Los Angeles, United States

Ambassador

Caprice Young, Ed.D., National Superintendent of Learn4Life Schools, is responsible for leading the Learn4Life Schools, serving more than 40,000 students in including more than 80 learning centers in California, Ohio, and Michigan.

About me

Dr. Caprice Young is responsible for leading the Learn4Life Schools, serving more than 40,000 students in including more than 80 learning centers in California, Ohio, and Michigan. Raised in a host foster family, she identifies with and has committed her life to supporting students whose needs exceed the scope of traditional public schools. Dr. Young left IBM in 1999 to serve as a member and president of the elected Los Angeles school board. Beginning in 2003, she served as the founding CEO of the California Charter Schools Association. Since 2008, she has provided executive leadership to a range of education, philanthropy, and business organizations undergoing major transformations. In addition, she is an EdTech expert and the former CEO of KC Distance Learning (formerly a Knowledge Universe Education subsidiary) where she dramatically expanded sales, revenue and EBITDA prior to guiding the company's sale. She is a recipient of the Coro Crystal Eagle for Excellence in Public Service, the California State University Los Angeles Educator of the Year in 2016, and a member of the national Charter School Hall of Fame. Dr. Young serves on the boards of several nonprofit organizations, including the Fordham Foundation and the Texas First Education Foundation. She is an adjunct faculty member of the UCLA Graduate School of Education & Information Science. Education: Ed.D. UCLA; M.P.A. USC; and B.A. Yale University.  

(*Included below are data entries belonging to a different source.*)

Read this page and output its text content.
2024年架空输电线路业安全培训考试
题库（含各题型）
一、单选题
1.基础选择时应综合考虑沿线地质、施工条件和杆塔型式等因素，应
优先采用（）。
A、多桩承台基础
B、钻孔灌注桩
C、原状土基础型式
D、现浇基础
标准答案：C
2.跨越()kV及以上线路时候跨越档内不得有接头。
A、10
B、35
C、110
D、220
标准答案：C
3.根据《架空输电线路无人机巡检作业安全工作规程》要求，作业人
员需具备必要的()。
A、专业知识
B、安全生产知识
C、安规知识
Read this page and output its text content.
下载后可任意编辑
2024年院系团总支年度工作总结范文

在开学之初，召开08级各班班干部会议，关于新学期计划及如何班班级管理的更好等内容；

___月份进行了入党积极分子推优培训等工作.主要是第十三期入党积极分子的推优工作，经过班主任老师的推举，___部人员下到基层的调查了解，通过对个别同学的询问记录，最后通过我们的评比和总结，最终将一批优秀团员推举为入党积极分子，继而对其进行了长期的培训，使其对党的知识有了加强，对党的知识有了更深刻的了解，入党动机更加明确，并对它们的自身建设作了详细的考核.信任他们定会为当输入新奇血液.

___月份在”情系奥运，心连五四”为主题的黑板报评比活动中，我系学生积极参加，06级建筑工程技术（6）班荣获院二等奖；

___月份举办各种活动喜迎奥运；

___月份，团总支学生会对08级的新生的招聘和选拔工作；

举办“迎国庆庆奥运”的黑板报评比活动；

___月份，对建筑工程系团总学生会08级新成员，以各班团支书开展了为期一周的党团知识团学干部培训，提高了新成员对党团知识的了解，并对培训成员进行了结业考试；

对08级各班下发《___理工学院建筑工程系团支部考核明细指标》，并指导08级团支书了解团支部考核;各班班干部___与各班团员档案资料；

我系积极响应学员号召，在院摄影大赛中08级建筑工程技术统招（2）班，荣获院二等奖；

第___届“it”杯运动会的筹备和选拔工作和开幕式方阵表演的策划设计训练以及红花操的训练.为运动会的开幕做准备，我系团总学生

Why do you want to be a part of the HundrED Community?

I am part of the solution and I love learning from other innovators.

How can education support students to flourish?

The foundation of the teaching and learning bargain is respect for a student’s lived experience. To become better educators, we must do more of what works, less of what does not, and know the difference. Eventually, what works overtakes what doesn’t as part of a natural evolution.